People-watching allows for characters to develop in the background of the imagination. It provides an innate understanding of human nature that comes across as more natural in a storyline. For specific details on individual psychology I refer to books. My bookshelf holds a collection of biographies, psychological references, self-help texts, and history books. From these, I find character-types to suit particular time-periods, behaviour patterns, cultures, and psychological profiles.

For instance, in my upcoming novel, one of the characters is derived from Women who run with the wolves by Dr Clarissa Pinkola Estes, The Great Cosmic Mother by Monica Sjoo & Barabara Mor, and numerous other books similar in subject matter. Her personality is aloof and otherworldly as she has grown out of archetypes of the goddess across different cultures. She’s certainly the type of character I haven’t picked up from a train ride into the city (even late on a Saturday night)!
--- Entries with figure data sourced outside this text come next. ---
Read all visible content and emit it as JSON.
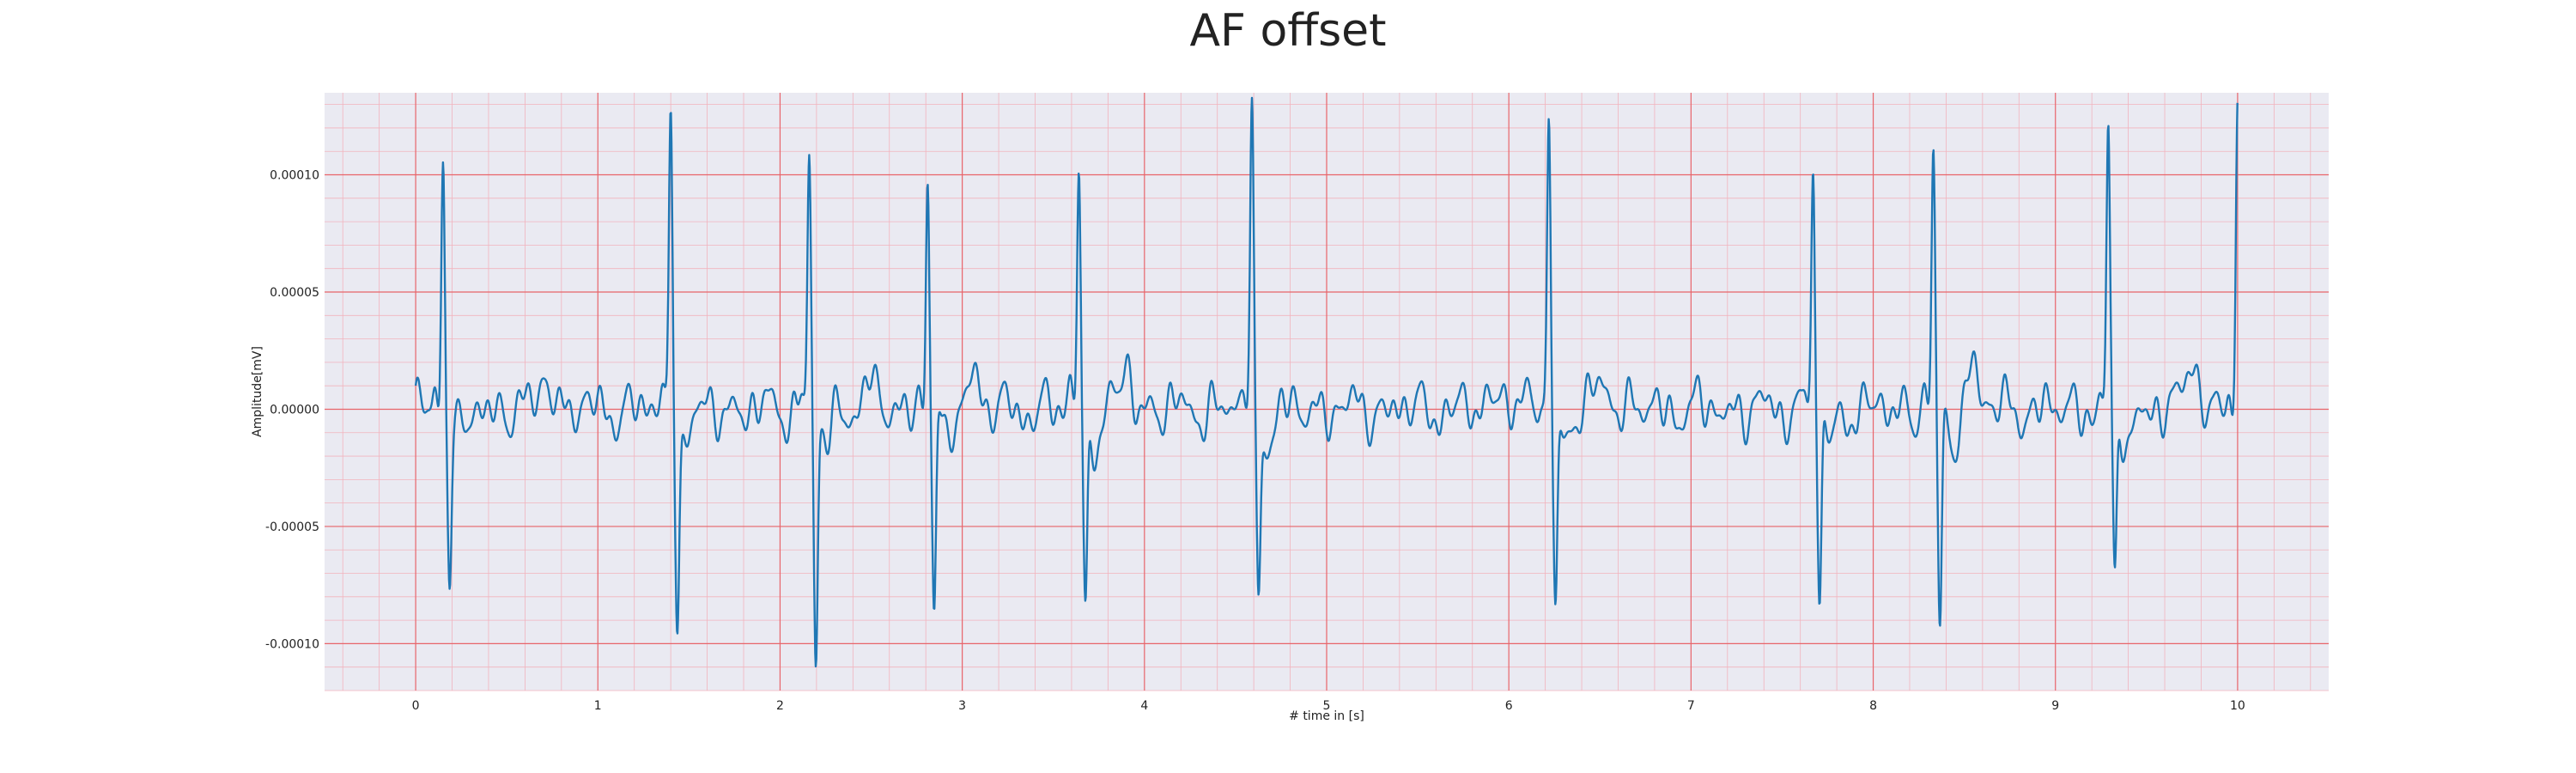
{
  "chart_data": {
    "type": "line",
    "title": "AF offset",
    "xlabel": "# time in [s]",
    "ylabel": "Amplitude[mV]",
    "xlim": [
      -0.5,
      10.5
    ],
    "ylim": [
      -0.00012,
      0.000135
    ],
    "xticks": [
      0,
      1,
      2,
      3,
      4,
      5,
      6,
      7,
      8,
      9,
      10
    ],
    "xtick_labels": [
      "0",
      "1",
      "2",
      "3",
      "4",
      "5",
      "6",
      "7",
      "8",
      "9",
      "10"
    ],
    "yticks": [
      -0.0001,
      -5e-05,
      0,
      5e-05,
      0.0001
    ],
    "ytick_labels": [
      "-0.00010",
      "-0.00005",
      "0.00000",
      "0.00005",
      "0.00010"
    ],
    "grid": true,
    "major_grid_color": "#e8646a",
    "minor_grid_color": "#f2b3bd",
    "background_color": "#eaeaf2",
    "line_color": "#1f77b4",
    "beats": [
      {
        "t": 0.15,
        "peak": 0.000115,
        "trough": -7e-05
      },
      {
        "t": 1.4,
        "peak": 0.000121,
        "trough": -8e-05
      },
      {
        "t": 2.16,
        "peak": 0.000106,
        "trough": -0.000109
      },
      {
        "t": 2.81,
        "peak": 0.000104,
        "trough": -9.3e-05
      },
      {
        "t": 3.64,
        "peak": 0.000103,
        "trough": -8.5e-05
      },
      {
        "t": 4.59,
        "peak": 0.000121,
        "trough": -7.2e-05
      },
      {
        "t": 6.22,
        "peak": 0.000124,
        "trough": -8.2e-05
      },
      {
        "t": 7.67,
        "peak": 0.000105,
        "trough": -8.7e-05
      },
      {
        "t": 8.33,
        "peak": 0.000103,
        "trough": -9.4e-05
      },
      {
        "t": 9.29,
        "peak": 0.000116,
        "trough": -8e-05
      },
      {
        "t": 10.0,
        "peak": 0.000122,
        "trough": -2.2e-05
      }
    ],
    "baseline_waves": [
      {
        "t": 0.72,
        "value": 1.6e-05
      },
      {
        "t": 2.48,
        "value": 1.2e-05
      },
      {
        "t": 3.05,
        "value": 1.8e-05
      },
      {
        "t": 3.9,
        "value": 1.9e-05
      },
      {
        "t": 5.95,
        "value": 1.2e-05
      },
      {
        "t": 6.52,
        "value": 1.6e-05
      },
      {
        "t": 8.55,
        "value": 2.1e-05
      },
      {
        "t": 9.75,
        "value": 2.5e-05
      }
    ]
  }
}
Regular characters (as in those with no particular super powers) are instigated by people I’ve met or seen on television. I note the traits that caught my attention and then research how a person like that might evolve. Each of my current “world” of characters has a family history going back two generations and a life-resume of what they’ve achieved up to the point they appear in my story (yes, that could be construed as a tendency for anal retentiveness, but I should point out that I’m into genealogy as well). This way, I understand how they might react in a given situation and the writing of particular scenes will come smoothly. Also, their place in the story has a more secure footing.

I’ve been working on my manuscript this week and cut several characters. The ones that went were the ones who were fillers. They had no background, no personality, in some cases, no name. This doesn’t mean that I won’t cut a fully-researched character from the story if it’s not working just that the ones with a bit of depth stand a better chance of surviving the editing stage.

As I like to finish posts by sharing a few tips, here are my top 3 for developing characters

#1           Always take a notebook and pen (or Smartphone) on public transport so you can scribble a few notes when needed. The electronic device might work better if you’ve got one as it looks like your texting rather than note-taking…

#2           Wear sunglasses wherever possible. They allow for less-obvious surveillance of the funny looking/sounding/acting person across the carriage/aisle/backyard from you (sorry, I have no tip for covert surveillance indoors but please feel free to post some in the comment box)

#3           Be open in allowing different personalities into your life. You don’t have to love them all, but in accepting that everyone has the right to be who they are and listened to, you’ll have much more fodder for your stories.

My “as yet to be titled” novel is due out by Christmas.